Background: Hibernation represents the most radical example of hypometabolism among mammalian species and is characterized by repetitive cycles of cooling (torpor) and rewarming, which resembles several clinically relevant conditions such as deep hypothermia, organ storage for transplantation, major surgery and ischemia-reperfusion. Therefore mechanisms applied by hibernators to undergo hibernation without reperfusion injury or other ill effects may have potential application to human medicine. Recently, we have shown that cultured hamster cells are protected from cooling induced apoptotic cell death by an increased production of endogenous H2S through upregulation of cystathionine-β-synthase (CBS). This study aimed at investigating the role of CBS enzyme and H2S in the induction of torpor and kidney preservation during hibernation. Method: Male Syrian golden hamsters (Mesocricetus auratus) were housed in cages in a climate controlled chamber at 5°C under dim red light to induce torpor. Movement of all animals was continuously monitored with passive infrared detectors. Osmotic mini-pumps filled with saline or CBS inhibitor aminooxyacetic acid (AOAA; 100 mg/kg/day) were implanted i.p. during torpor following a bolus injection of AOAA (70 mg/kg) under 2.5% isoflurane anesthesia.
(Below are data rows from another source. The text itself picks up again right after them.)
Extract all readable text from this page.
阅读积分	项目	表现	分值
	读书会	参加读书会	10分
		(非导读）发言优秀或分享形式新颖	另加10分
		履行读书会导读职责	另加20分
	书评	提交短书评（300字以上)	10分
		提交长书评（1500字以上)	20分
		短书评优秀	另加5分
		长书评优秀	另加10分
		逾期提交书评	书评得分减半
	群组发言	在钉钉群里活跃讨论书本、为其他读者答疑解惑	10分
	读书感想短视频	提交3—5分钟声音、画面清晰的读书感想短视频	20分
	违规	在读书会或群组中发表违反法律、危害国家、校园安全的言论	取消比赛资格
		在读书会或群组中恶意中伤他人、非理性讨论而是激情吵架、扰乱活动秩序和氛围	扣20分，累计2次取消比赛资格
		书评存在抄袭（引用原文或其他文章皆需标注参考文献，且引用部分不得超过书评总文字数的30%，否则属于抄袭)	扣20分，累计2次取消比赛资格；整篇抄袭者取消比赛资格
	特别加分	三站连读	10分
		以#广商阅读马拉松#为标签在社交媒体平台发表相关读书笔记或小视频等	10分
At 4 days following implantation of pumps, hamsters which re-entered torpor were aroused by handling for 4 hours and euthanized under pentobarbital anesthesia. Blood samples were taken and kidney of the hamsters was obtained. Summer euthermic hamsters served as controls. Results: Torpid hamsters were aroused during pump implantation. In contrast to saline infusions, infusion of AOAA prevented hamsters from re-entry into torpor. Infusion of AOAA also induced excess renal damage as indicated by high expression of kidney injury marker as well as changes in renal morphology. In contrast, renal morphology was well preserved during hibernation in the saline and non-hibernating summer control groups. Conclusion: Our data show that CBS/H2S pathway is essential in entrance into torpor and preservation of kidney morphology and function during hibernation. These findings might be relevant for a number of clinical conditions such as therapeutic hypothermia or organ preservation for transplantation medicine.